Gas pipeline ruling increases need for Canadian hydro
On Aug. 17, the Massachusetts Supreme Court vacated a ruling by the Massachusetts Department of Public Utilities that would have permitted electric utilities to charge electric ratepayers for pipeline capacity and then sell the gas to generators. This could be the swan song for the last major natural gas pipeline expansion project on the table for New England.
One of the failures in our electricity markets is that there is currently no mechanism that incentivizes generators to subscribe to firm natural gas capacity. ISO New England will soon commence its “Pay-for-Performance” program, which was designed to penalize generators who cannot operate (usually for lack of fuel supply) during tight supply/demand periods. The program will also reward generators who can operate at critical times. Even with this pending carrot-and-stick program, ZERO natural gas generators signed up for capacity on either of the major proposed pipelines.
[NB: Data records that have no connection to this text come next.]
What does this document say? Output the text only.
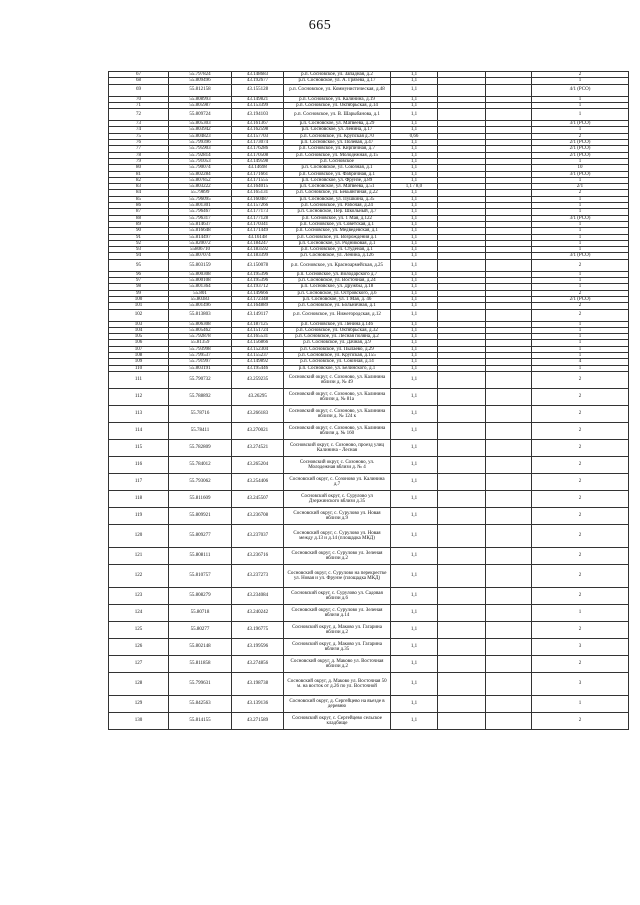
665
67	55.797824	43.148683	р.п. Сосновское, ул. Западная, д.2	1,1			2
68	55.809496	43.192677	р.п. Сосновское, ул. А. Грязева, д.17	1,1			1
69	55.812158	43.155128	р.п. Сосновское, ул. Коммунистическая, д.48	1,1			4/1 (РСО)
70	55.808993	43.149821	р.п. Сосновское, ул. Калинина, д.19	1,1			1
71	55.805987	43.153399	р.п. Сосновское, ул. Октябрьская, д.14	1,1			1
72	55.809724	43.194103	р.п. Сосновское, ул. В. Шарыбанова, д.1	1,1			1
73	55.805303	43.161367	р.п. Сосновское, ул. Матвеева, д.29	1,1			3/1 (РСО)
74	55.803942	43.162598	р.п. Сосновское, ул. Ленина, д.17	1,1			1
75	55.804823	43.157703	р.п. Сосновское, ул. Крупская д.70	0,66			2
76	55.799396	43.173074	р.п. Сосновское, ул. Полевая, д.47	1,1			2/1 (РСО)
77	55.795903	43.176286	р.п. Сосновское, ул. Кирпичная, д.7	1,1			2/1 (РСО)
78	55.792814	43.170508	р.п. Сосновское, ул. Молодежная, д.15	1,1			2/1 (РСО)
79	55.791053	43.149598	р.п. Сосновское	1,1			1
80	55.790074	43.14698	р.п. Сосновское, ул. Союзная, д.1	1,1			10
81	55.802284	43.171661	р.п. Сосновское, ул. Фабричная, д.1	1,1			3/1 (РСО)
82	55.807852	43.171555	р.п. Сосновское, ул. Фрунзе, д.89	1,1			1
83	55.803222	43.164015	р.п. Сосновское, ул. Матвеева, д.51	1,1 / 8,0			2/1
84	55.79899	43.165131	р.п. Сосновское, ул. Бекьянгиная, д.22	1,1			2
85	55.796095	43.160487	р.п. Сосновское, ул. Пушкина, д.35	1,1			1
86	55.801301	43.157266	р.п. Сосновское, ул. Рабочая, д.24	1,1			1
87	55.796467	43.177173	р.п. Сосновское, Пер. Школьный, д.7	1,1			1
88	55.796317	43.177128	р.п. Сосновское, ул. 1 Мая, д.122	1,1			3/1 (РСО)
89	55.814637	43.170341	р.п. Сосновское, ул. Советская, д.1	1,1			1
90	55.816648	43.171449	р.п. Сосновское, ул. Медведевская, д.1	1,1			1
91	55.814497	43.16148	р.п. Сосновское, ул. Возрождения д.1	1,1			1
92	55.820072	43.184247	р.п. Сосновское, ул. Родниковая, д.1	1,1			1
93	55806710	43.183592	р.п. Сосновское, ул. Студеная, д.1	1,1			1
94	55.807074	43.183399	р.п. Сосновское, ул. Ленина, д.126	1,1			3/1 (РСО)
95	55.803159	43.150078	р.п. Сосновское, ул. Красноармейская, д.25	1,1			2
96	55.800308	43.195396	р.п. Сосновское, ул. Володарского д.7	1,1			1
97	55.800108	43.195396	р.п. Сосновское, ул. Восточная, д.24	1,1			1
98	55.801364	43.193712	р.п. Сосновское, ул. Дружбы, д.18	1,1			1
99	55.801	43.149666	р.п. Сосновское, ул. Островского, д.6	1,1			2
100	55.80383	43.172348	р.п. Сосновское, ул. 1 Мая, д. 46	1,1			2/1 (РСО)
101	55.801496	43.164889	р.п. Сосновское, ул. Больничная, д.1	1,1			2
102	55.813803	43.149117	р.п. Сосновское, ул. Нижегородская, д.12	1,1			2
103	55.806308	43.187125	р.п. Сосновское, ул. Ленина д.146	1,1			1
104	55.805462	43.151724	р.п. Сосновское, ул. Октябрьская, д.32	1,1			1
105	55.792878	43.165531	р.п. Сосновское, ул. Лесная поляна, д.2	1,1			1
106	55.81359	43.156866	р.п. Сосновское, ул. Дачная, д.9	1,1			1
107	55.793998	43.152304	р.п. Сосновское, ул. Пылаево, д.29	1,1			1
108	55.799537	43.155237	р.п. Сосновское, ул. Крупская, д.155	1,1			1
109	55.791997	43.149892	р.п. Сосновское, ул. Союзная, д.14	1,1			4
110	55.803191	43.195446	р.п. Сосновское, ул. Белинского, д.1	1,1			1
111	55.790732	43.259235	Сосновский округ, с. Созоново, ул. Калинина вблизи д. № 49	1,1			2
112	55.788892	43.26295	Сосновский округ, с. Созоново, ул. Калинина вблизи д. № 81а	1,1			2
113	55.78716	43.266183	Сосновский округ, с. Созоново, ул. Калинина вблизи д. № 124 к	1,1			2
114	55.78411	43.270021	Сосновский округ, с. Созоново, ул. Калинина вблизи д. № 160	1,1			2
115	55.782809	43.274521	Сосновский округ, с. Созоново, проезд улиц Калинина - Лесная	1,1			2
116	55.784012	43.265204	Сосновский округ, с. Созоново, ул. Молодежная вблизи д. № 4	1,1			2
117	55.793062	43.254406	Сосновский округ, с. Созоново ул. Калинина д.7	1,1			2
118	55.811609	43.245507	Сосновский округ, с. Сурулово ул Дзержинского вблизи д.35	1,1			2
119	55.809921	43.236708	Сосновский округ, с. Сурулово ул. Новая вблизи д.9	1,1			2
120	55.809277	43.237037	Сосновский округ, с. Сурулово ул. Новая между д.13 и д.14 (площадка МКД)	1,1			2
121	55.808111	43.236716	Сосновский округ, с. Сурулово ул. Зеленая вблизи д.2	1,1			2
122	55.810757	43.237273	Сосновский округ, с. Сурулово на перекрестке ул. Новая и ул. Фрунзе (площадка МКД)	1,1			2
123	55.808279	43.234084	Сосновский округ, с. Сурулово ул. Садовая вблизи д.6	1,1			2
124	55.80718	43.240242	Сосновский округ, с. Сурулово ул. Зеленая вблизи д.14	1,1			1
125	55.80277	43.196775	Сосновский округ, д. Маково ул. Гагарина вблизи д.2	1,1			2
126	55.802148	43.199596	Сосновский округ, д. Маково ул. Гагарина вблизи д.35	1,1			3
127	55.811858	43.274856	Сосновский округ, д. Маково ул. Восточная вблизи д.2	1,1			2
128	55.799631	43.198738	Сосновский округ, д. Маково ул. Восточная 50 м. на восток от д.26 по ул. Восточной	1,1			3
129	55.842563	43.139136	Сосновский округ, д. Сергейцево на въезде в деревню	1,1			1
130	55.814155	43.271589	Сосновский округ, с. Сергейцево сельское кладбище	1,1			2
While the merits of ratepayer financing of pipeline are debatable, the Massachusetts ruling ostensibly squashed the prospects of any natural gas pipeline expansion that could ease the volatility of natural gas prices and electricity prices in the region. This will be especially true for cold winter months when local distribution companies, which do subscribe to capacity, are using most gas for home heating. Any new natural gas plants will still provide power in the summer, but will do nothing to ease our wholesale electricity price volatility. That is not good for New England’s families and businesses.
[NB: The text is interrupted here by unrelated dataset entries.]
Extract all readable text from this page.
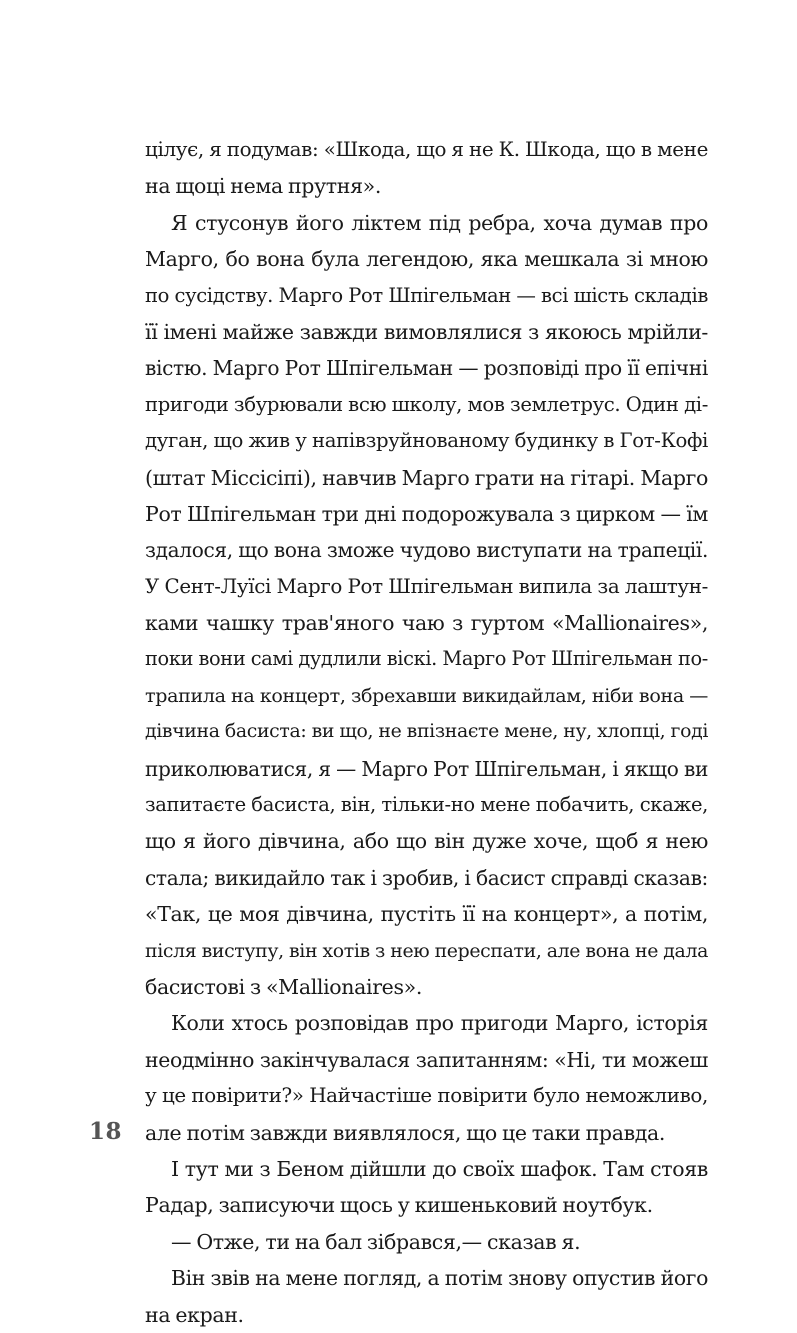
цілує, я подумав: «Шкода, що я не К. Шкода, що в мене
на щоці нема прутня».
Я стусонув його ліктем під ребра, хоча думав про
Марго, бо вона була легендою, яка мешкала зі мною
по сусідству. Марго Рот Шпігельман — всі шість складів
її імені майже завжди вимовлялися з якоюсь мрійли-
вістю. Марго Рот Шпігельман — розповіді про її епічні
пригоди збурювали всю школу, мов землетрус. Один ді-
дуган, що жив у напівзруйнованому будинку в Гот-Кофі
(штат Міссісіпі), навчив Марго грати на гітарі. Марго
Рот Шпігельман три дні подорожувала з цирком — їм
здалося, що вона зможе чудово виступати на трапеції.
У Сент-Луїсі Марго Рот Шпігельман випила за лаштун-
ками чашку трав'яного чаю з гуртом «Mallionaires»,
поки вони самі дудлили віскі. Марго Рот Шпігельман по-
трапила на концерт, збрехавши викидайлам, ніби вона —
дівчина басиста: ви що, не впізнаєте мене, ну, хлопці, годі
приколюватися, я — Марго Рот Шпігельман, і якщо ви
запитаєте басиста, він, тільки-но мене побачить, скаже,
що я його дівчина, або що він дуже хоче, щоб я нею
стала; викидайло так і зробив, і басист справді сказав:
«Так, це моя дівчина, пустіть її на концерт», а потім,
після виступу, він хотів з нею переспати, але вона не дала
басистові з «Mallionaires».
Коли хтось розповідав про пригоди Марго, історія
неодмінно закінчувалася запитанням: «Ні, ти можеш
у це повірити?» Найчастіше повірити було неможливо,
але потім завжди виявлялося, що це таки правда.
І тут ми з Беном дійшли до своїх шафок. Там стояв
Радар, записуючи щось у кишеньковий ноутбук.
— Отже, ти на бал зібрався,— сказав я.
Він звів на мене погляд, а потім знову опустив його
на екран.
18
As much as high electricity prices are a problem, volatility is just as big a concern. Many businesses, especially seasonal ones, are finding it difficult to contract for reasonable long-term rates and have been forced to buy on the highly volatile spot market. This makes it especially difficult to make capital or hiring plans, and can put entire businesses at risk during an especially cold winter or hot summer.
In addition, when electricity suppliers secure electricity for homeowners, volatility forces them to charge families more to cover the potential price extremes in the real-time market.
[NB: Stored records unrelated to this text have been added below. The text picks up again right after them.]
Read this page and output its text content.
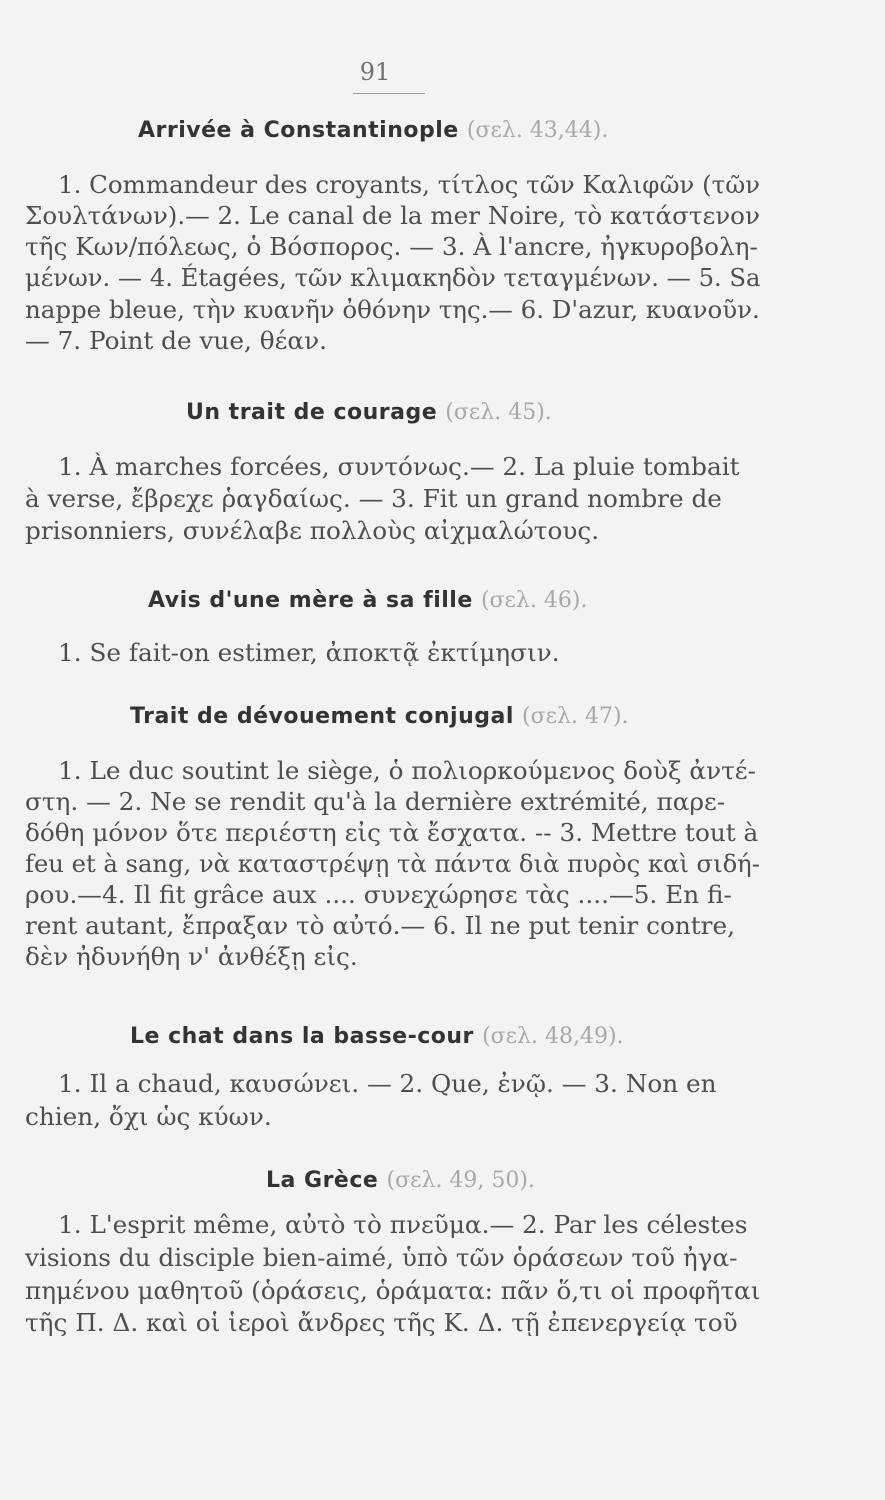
91
Arrivée à Constantinople (σελ. 43,44).
1. Commandeur des croyants, τίτλος τῶν Καλιφῶν (τῶν
Σουλτάνων).— 2. Le canal de la mer Noire, τὸ κατάστενον
τῆς Κων/πόλεως, ὁ Βόσπορος. — 3. À l'ancre, ἠγκυροβολη-
μένων. — 4. Étagées, τῶν κλιμακηδὸν τεταγμένων. — 5. Sa
nappe bleue, τὴν κυανῆν ὀθόνην της.— 6. D'azur, κυανοῦν.
— 7. Point de vue, θέαν.
Un trait de courage (σελ. 45).
1. À marches forcées, συντόνως.— 2. La pluie tombait
à verse, ἔβρεχε ῥαγδαίως. — 3. Fit un grand nombre de
prisonniers, συνέλαβε πολλοὺς αἰχμαλώτους.
Avis d'une mère à sa fille (σελ. 46).
1. Se fait-on estimer, ἀποκτᾷ ἐκτίμησιν.
Trait de dévouement conjugal (σελ. 47).
1. Le duc soutint le siège, ὁ πολιορκούμενος δοὺξ ἀντέ-
στη. — 2. Ne se rendit qu'à la dernière extrémité, παρε-
δόθη μόνον ὅτε περιέστη εἰς τὰ ἔσχατα. -- 3. Mettre tout à
feu et à sang, νὰ καταστρέψῃ τὰ πάντα διὰ πυρὸς καὶ σιδή-
ρου.—4. Il fit grâce aux .... συνεχώρησε τὰς ....—5. En fi-
rent autant, ἔπραξαν τὸ αὐτό.— 6. Il ne put tenir contre,
δὲν ἠδυνήθη ν' ἀνθέξῃ εἰς.
Le chat dans la basse-cour (σελ. 48,49).
1. Il a chaud, καυσώνει. — 2. Que, ἐνῷ. — 3. Non en
chien, ὄχι ὡς κύων.
La Grèce (σελ. 49, 50).
1. L'esprit même, αὐτὸ τὸ πνεῦμα.— 2. Par les célestes
visions du disciple bien-aimé, ὑπὸ τῶν ὁράσεων τοῦ ἠγα-
πημένου μαθητοῦ (ὁράσεις, ὁράματα: πᾶν ὅ,τι οἱ προφῆται
τῆς Π. Δ. καὶ οἱ ἱεροὶ ἄνδρες τῆς Κ. Δ. τῇ ἐπενεργείᾳ τοῦ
The Massachusetts ruling will leave New England with only “one man standing” when it comes to future base load power options that can smooth out winter volatility — imported hydroelectricity from Canada.
We are not going to build new coal, oil or nuclear plants. We have very high market barriers to new entrants (not to mention this new legal decision) that will suppress any expansion of New England’s natural gas pipeline capacity. Fortunately, there are a number of proposed projects that will bring imported hydroelectricity to the New England grid. Ultimately, we will need all of them as the plants that have traditionally supplied us with base load power and stable prices are closing under the strain of distorted markets and public policy initiatives that favor intermittent and unreliable renewables.
Of the proposed hydroelectricity projects in the region, only one, Northern Pass, has a generator agreement to supply power on its transmission line. However, it still needs to get approval from the NH Site Evaluation Committee.
A final SEC decision on Northern Pass should be made by next summer. While there has been opposition to overhead transmission lines, the cost of additional burial, if imposed by the SEC, could make the project financially infeasible and the repercussions will have a serious impact on the future of our grid.
The prohibition of investor-owned utilities from owning generation was supposed to make our markets “competitive” and less costly. Unfortunately, lawmakers and regulators have followed that with policies like Renewable Portfolio Standards that subsidize renewables and the Winter Reliability Program that subsidizes oil and gas generators. This has led us right back to a quasi-regulated marketplace, price volatility and (worst of all) a frighteningly limited base load supply situation.
In a perfect world, truly competitive electricity markets would result in participants competing to provide consumers with the lowest-cost electricity. Unfortunately, we don’t live in a perfect world — and in the world we live in, large-scale hydro and particularly Northern Pass is looking absolutely essential for the survival of New England’s electricity system.
Marc Brown is executive director of the New England Ratepayers Association.